[Tex/LaTex] How to end an unnumbered subsection

sectioning

I cannot find a way to end an unnumbered subsection.
I either have an unnumbered subsection \subsection*{} with no end
or an environment

\begin{subsection}
  This is some arbitrary content.
\end{subsection}

that is numbered.
Here is a MWE:

\documentclass{article}
\usepackage[utf8]{inputenc}
\usepackage{amsthm}
\newtheorem{theoreme}{Théorème}
\begin{document}
  \section{First section}
     \subsection*{Unnumbered subsection}
  Here comes some content that should be in First section but not in the Unnumbered subsection
  \begin{theoreme}
  This is some arbitrary content. the theoremes number should correspond with the First section but not with the "Unnumbered subsection".
  \end{theoreme}
  \section{Second section}
\end{document}

The question is how to make everything comming before the Second section but after the Unnumbered subsection not part of the Unnumbered subsection.

Best Answer

LaTeX does not directly regard \section(s) etc as having "ends": a section "ends" when a new section begins. So \section{} and its ilk are not environments, but commands which mark the beginning of a new section.

What you are really concerned about here is with the way counters are used in labels. But in this your question seems to be under a misapprehension, or perhaps a number of misapprehensions.

In general, if you use a combination of \label{} and \ref{} to refer back to a section number, the number used will be the last number set. So if, for instance, you have:

\section{Numbered}% <- Section 1
...
\section*{Unnumbered}% <- No number
... \label{mylabel}
... See section \ref{mylabel}

You will still get a reference to "section 1". (If you set the label without any section having been used, you would get no reference: but what is LaTeX to do!.)

If you have, as you suggest, a subsection that is unnumbered, the behaviour is similar. If, before your unnumbered subsection there is a numbered subsection, then the label will refer to that -- i.e. the unnumbered subsection is treated as if it didn't exist.

\section{Numbered}% <- Section 1
\subsection{Numbered}% <- Subs 1.1
...
\subsection*{Unnumbered}%
\label{mylabel}
...
See subsection \ref{mylabel}

You will get "subsection 1.1". In other words, the unnumbered section or subsection commands don't "reset" anything, they just leave the label intact. If, however, you had the unnumbered subsection first, you would get just a reference to the section.
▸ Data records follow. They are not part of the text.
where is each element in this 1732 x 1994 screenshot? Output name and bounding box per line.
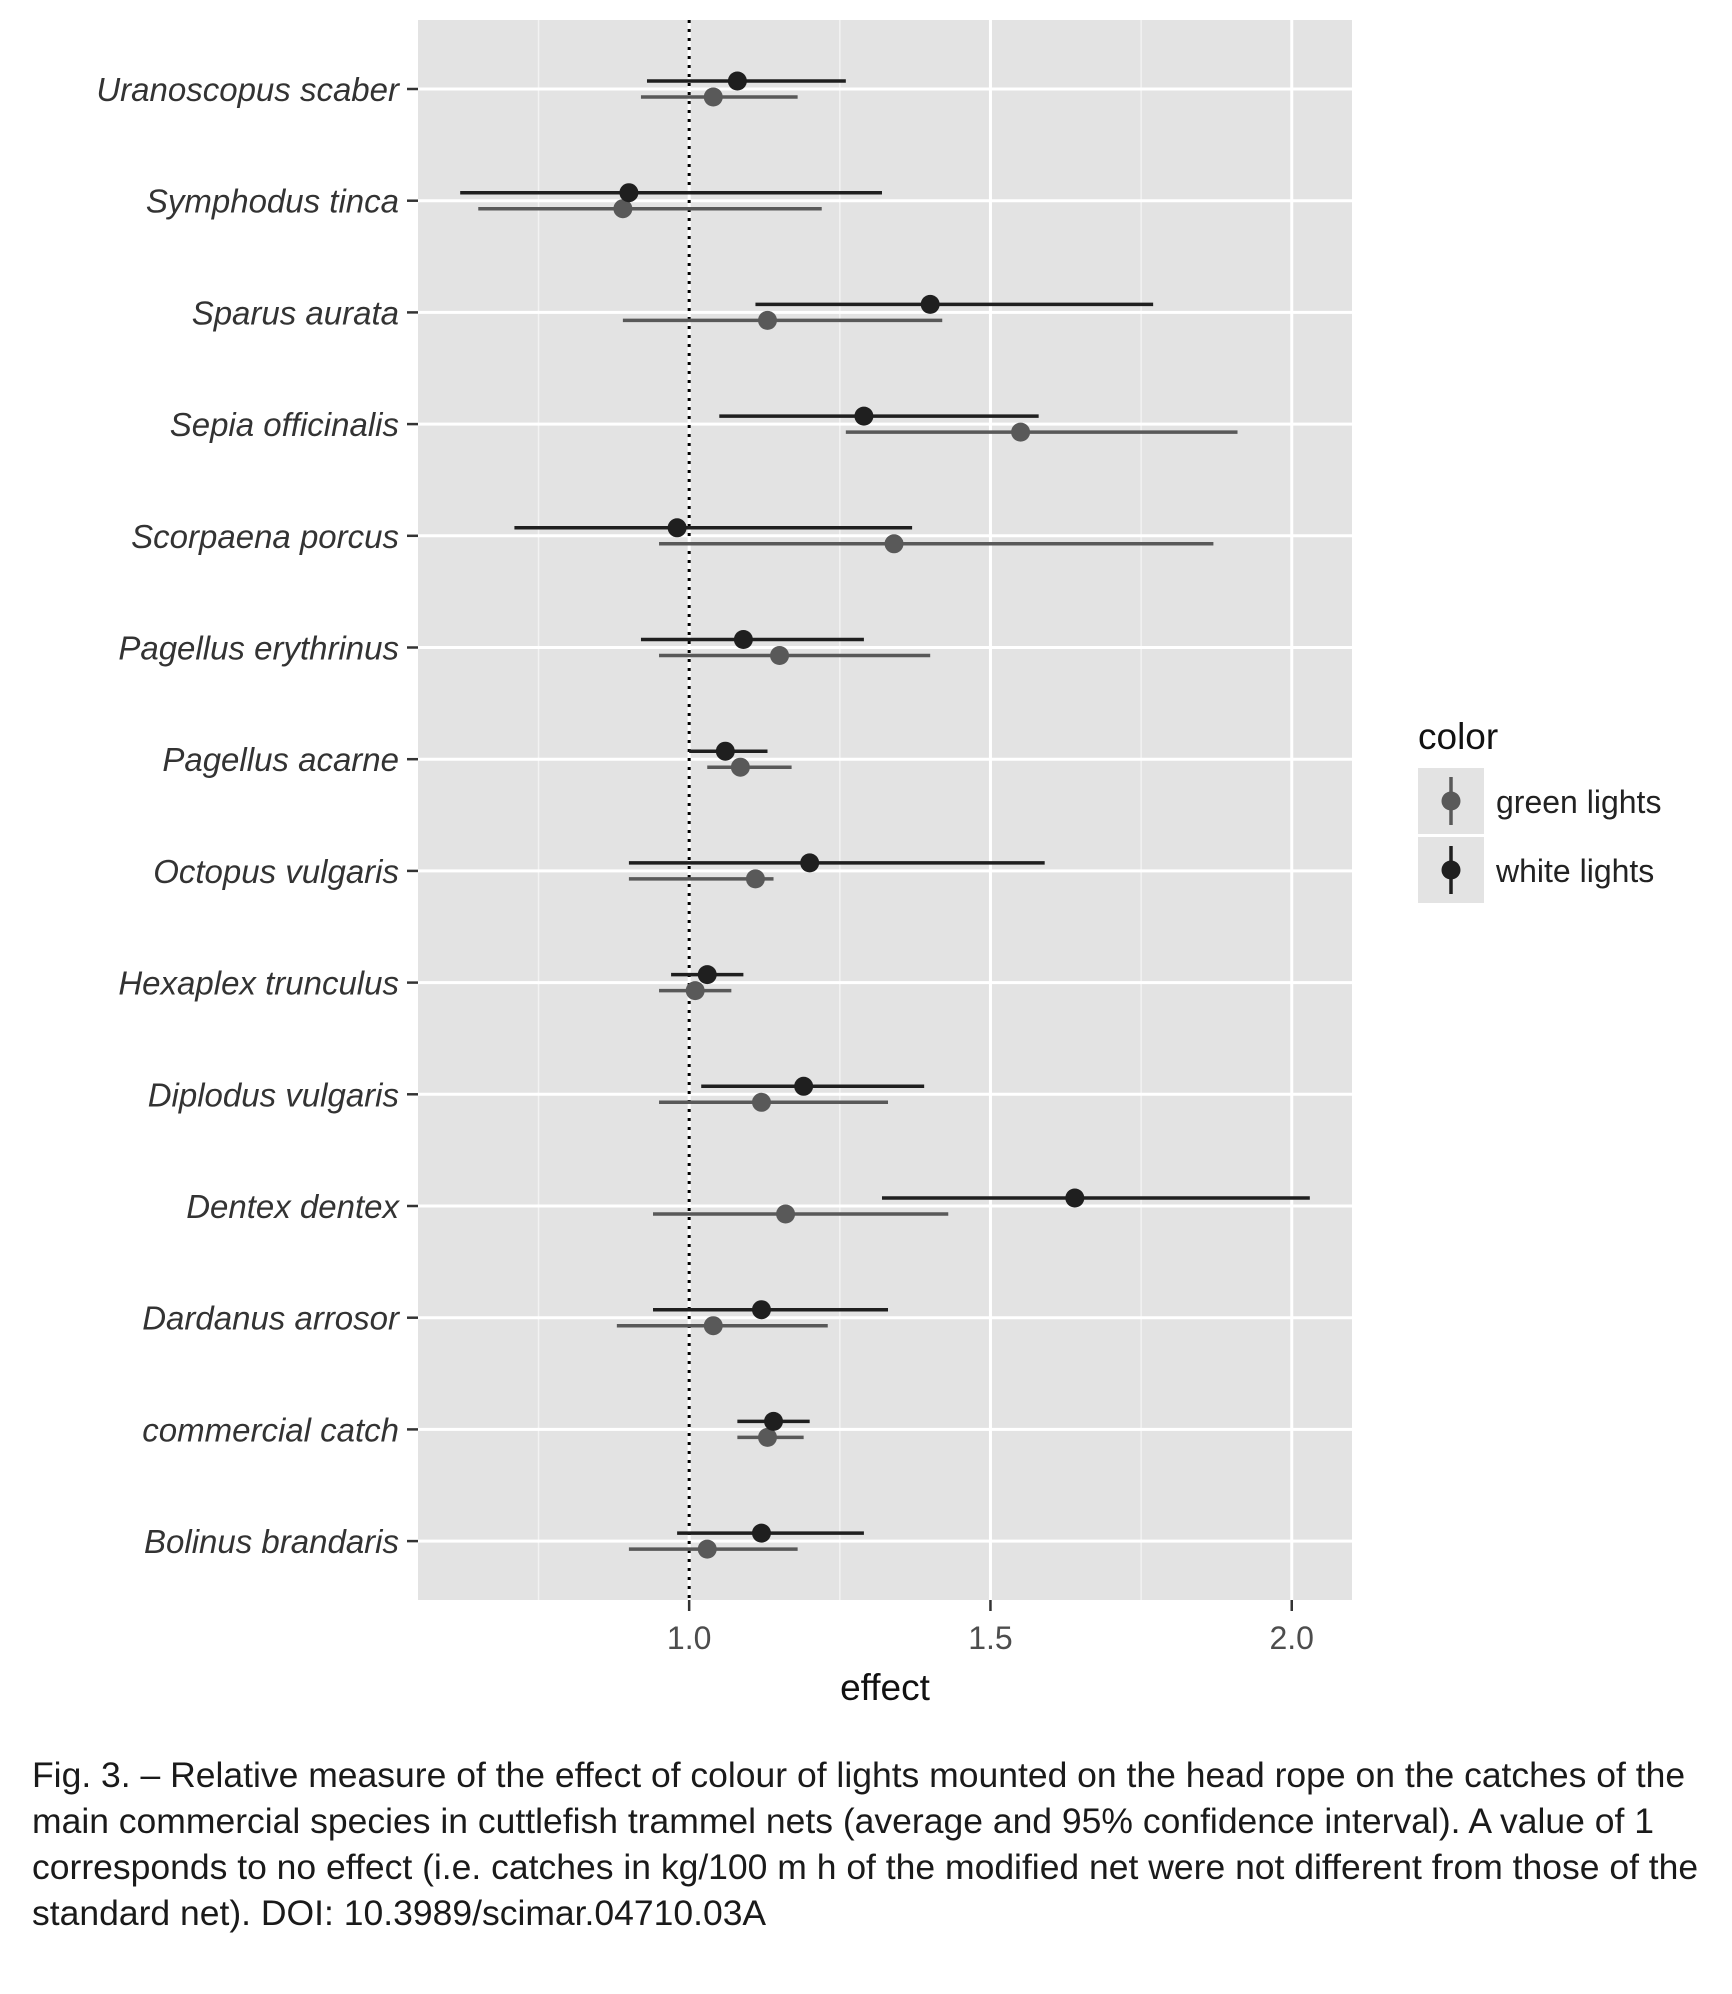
data-point-green-lights xyxy=(884,534,904,554)
y-axis-tick-label: Dentex dentex xyxy=(186,1188,400,1225)
y-axis-tick-label: commercial catch xyxy=(142,1411,399,1448)
data-point-white-lights xyxy=(619,183,639,203)
y-axis-tick-label: Scorpaena porcus xyxy=(131,518,399,555)
x-axis-tick-label: 1.5 xyxy=(968,1620,1012,1656)
plot-panel xyxy=(418,20,1352,1600)
y-axis-tick-label: Hexaplex trunculus xyxy=(118,965,399,1002)
data-point-white-lights xyxy=(800,853,820,873)
data-point-white-lights xyxy=(764,1411,784,1431)
data-point-white-lights xyxy=(727,71,747,91)
data-point-green-lights xyxy=(757,1427,777,1447)
y-axis-tick-label: Sepia officinalis xyxy=(170,406,399,443)
legend-label-green-lights: green lights xyxy=(1496,784,1661,820)
data-point-green-lights xyxy=(757,310,777,330)
data-point-white-lights xyxy=(715,741,735,761)
x-axis-title: effect xyxy=(840,1667,931,1708)
y-axis-tick-label: Octopus vulgaris xyxy=(153,853,399,890)
legend-key-point-white-lights xyxy=(1441,860,1461,880)
data-point-green-lights xyxy=(697,1539,717,1559)
legend-title: color xyxy=(1418,716,1498,757)
data-point-white-lights xyxy=(854,406,874,426)
data-point-green-lights xyxy=(613,199,633,219)
minor-gridlines xyxy=(537,20,1142,1600)
data-point-white-lights xyxy=(920,294,940,314)
data-point-green-lights xyxy=(745,869,765,889)
data-point-green-lights xyxy=(703,87,723,107)
legend-key-point-green-lights xyxy=(1441,791,1461,811)
data-point-green-lights xyxy=(685,981,705,1001)
data-point-green-lights xyxy=(730,757,750,777)
series-layer xyxy=(460,71,1310,1559)
data-point-green-lights xyxy=(1011,422,1031,442)
legend-label-white-lights: white lights xyxy=(1495,853,1654,889)
y-axis-tick-label: Dardanus arrosor xyxy=(142,1300,401,1337)
y-axis: Uranoscopus scaber Symphodus tinca Sparus … xyxy=(96,71,418,1560)
data-point-green-lights xyxy=(703,1316,723,1336)
data-point-white-lights xyxy=(733,630,753,649)
data-point-green-lights xyxy=(751,1092,771,1112)
data-point-white-lights xyxy=(751,1300,771,1320)
x-axis-tick-label: 1.0 xyxy=(667,1620,711,1656)
legend: color green lights white lights xyxy=(1418,716,1661,903)
data-point-green-lights xyxy=(770,646,790,665)
data-point-white-lights xyxy=(1065,1188,1085,1208)
y-axis-tick-label: Diplodus vulgaris xyxy=(148,1076,399,1113)
effect-chart: Uranoscopus scaber Symphodus tinca Sparus … xyxy=(96,20,1661,1708)
y-axis-tick-label: Symphodus tinca xyxy=(146,183,399,220)
figure-caption: Fig. 3. – Relative measure of the effect… xyxy=(32,1755,1699,1933)
y-axis-tick-label: Pagellus acarne xyxy=(162,741,399,778)
data-point-white-lights xyxy=(667,518,687,538)
major-gridlines xyxy=(418,20,1352,1600)
y-axis-tick-label: Uranoscopus scaber xyxy=(96,71,401,108)
y-axis-tick-label: Sparus aurata xyxy=(192,294,399,331)
data-point-white-lights xyxy=(697,965,717,985)
x-axis-tick-label: 2.0 xyxy=(1269,1620,1313,1656)
data-point-white-lights xyxy=(751,1523,771,1543)
data-point-white-lights xyxy=(794,1076,814,1096)
y-axis-tick-label: Bolinus brandaris xyxy=(144,1523,399,1560)
y-axis-tick-label: Pagellus erythrinus xyxy=(118,630,399,667)
data-point-green-lights xyxy=(776,1204,796,1224)
x-axis: 1.0 1.5 2.0 xyxy=(667,1600,1314,1656)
\section{Numbered}% <- Section 1
\subsection*{Unnumbered}%
\label{mylabel}
...
See subsection \ref{mylabel}

would give you "subsection 1".

In other words An unnumbered heading leaves the counters unchanged: you will get whatever reference was "active" immediately before the unnumbered heading, and no reference is none was active.

This means, in fact, that if you had a numbered section and subsection "active" (let's suppose your counters were sitting at "1.3") and then start a new unnumbered section, a reference within that unnumbered subsection will still be "1.3".
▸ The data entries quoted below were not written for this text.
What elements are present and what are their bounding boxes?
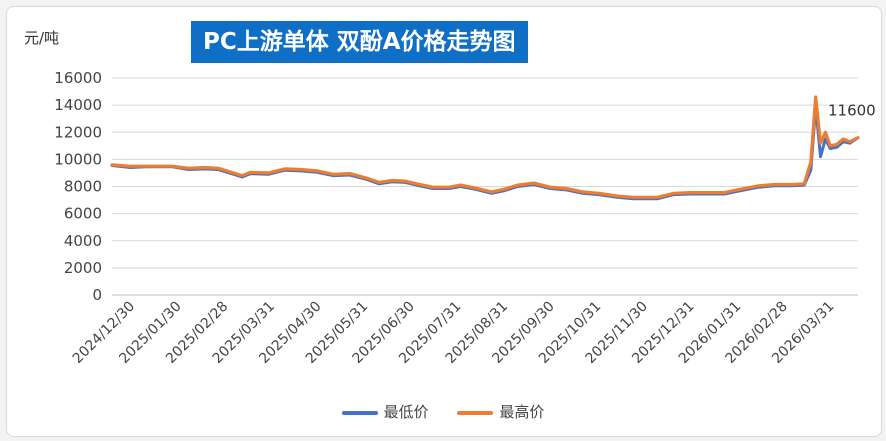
legend-swatch-low [341, 410, 378, 415]
legend-label-high: 最高价 [499, 403, 545, 421]
series-line-low [110, 105, 860, 201]
gridlines [112, 77, 858, 269]
legend-swatch-high [457, 410, 494, 415]
y-tick-label: 0 [92, 286, 102, 304]
y-axis-unit-label: 元/吨 [24, 29, 60, 47]
y-tick-label: 8000 [64, 178, 102, 196]
chart-title: PC上游单体 双酚A价格走势图 [191, 21, 528, 63]
legend-label-low: 最低价 [383, 403, 429, 421]
legend-item-low: 最低价 [341, 401, 429, 422]
y-tick-label: 14000 [54, 96, 102, 114]
legend: 最低价 最高价 [0, 401, 886, 422]
x-axis-ticks: 2024/12/302025/01/302025/02/282025/03/31… [70, 299, 838, 367]
y-axis-ticks: 0 2000 4000 6000 8000 10000 12000 14000 16000 [54, 69, 102, 304]
y-tick-label: 4000 [64, 232, 102, 250]
series-line-high [110, 95, 860, 199]
y-tick-label: 16000 [54, 69, 102, 87]
y-tick-label: 10000 [54, 150, 102, 168]
series-lines [110, 95, 860, 201]
y-tick-label: 12000 [54, 123, 102, 141]
y-tick-label: 6000 [64, 205, 102, 223]
last-value-annotation: 11600 [828, 102, 876, 120]
y-tick-label: 2000 [64, 259, 102, 277]
legend-item-high: 最高价 [457, 401, 544, 422]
Odd as this all seems, most of the time it makes reasonable sense, and in fact in your example it probably does more or less what you want it to. A reference within the unnumbered subsection will just give you a reference to the section. This is probably, usually, correct. In any case, it's not clear what "the right thing" to do with mixtures of numbered and unnumbered sections is, and if you have unnumbered sections you should probably be referring to pages anyway!

Now your theorem is a different story. In principle, a theorem has a counter which is quite independent of the section in which it appears. In your MWE, the théorème will be numbered 1 because it is the first theorem, no matter that it appears in an unnumbered subsection.

You can, however, set your theorems up so that the numbering resets with each section.

\newtheorem{theoreme}{Théorème}[section]

If you do that, then:

  • The subsection makes no difference, so in your MWE the theorems will be numbered 1.1, 1.2 etc, even if they come in unnumbered subsections.
  • An unnumbered section would leave the counter unchanged, so that the numbering would continue from the previous section. So ...

    \newtheorem{theoreme}{Théorème}[section]
    \section{One}
    \begin{theoreme}
    Theorem numbered 1.1
    \end{theoreme}
    \section*{Unnumbered}
    \begin{theoreme}
    Theorem numbered 1.2, because section was not reset.
    \end{theorem}
    
  • If you start a theorem before any numbered section has begun, it will get numbered 0.1, etc.

If you decided to include subsection numbering in your theorems and then mix numbered and unnumbered subsections, your readers will probably kill you, but in principle the same approach will be taken: the previous (numbered) subsection counter will be applied until a new numbered subsection begins.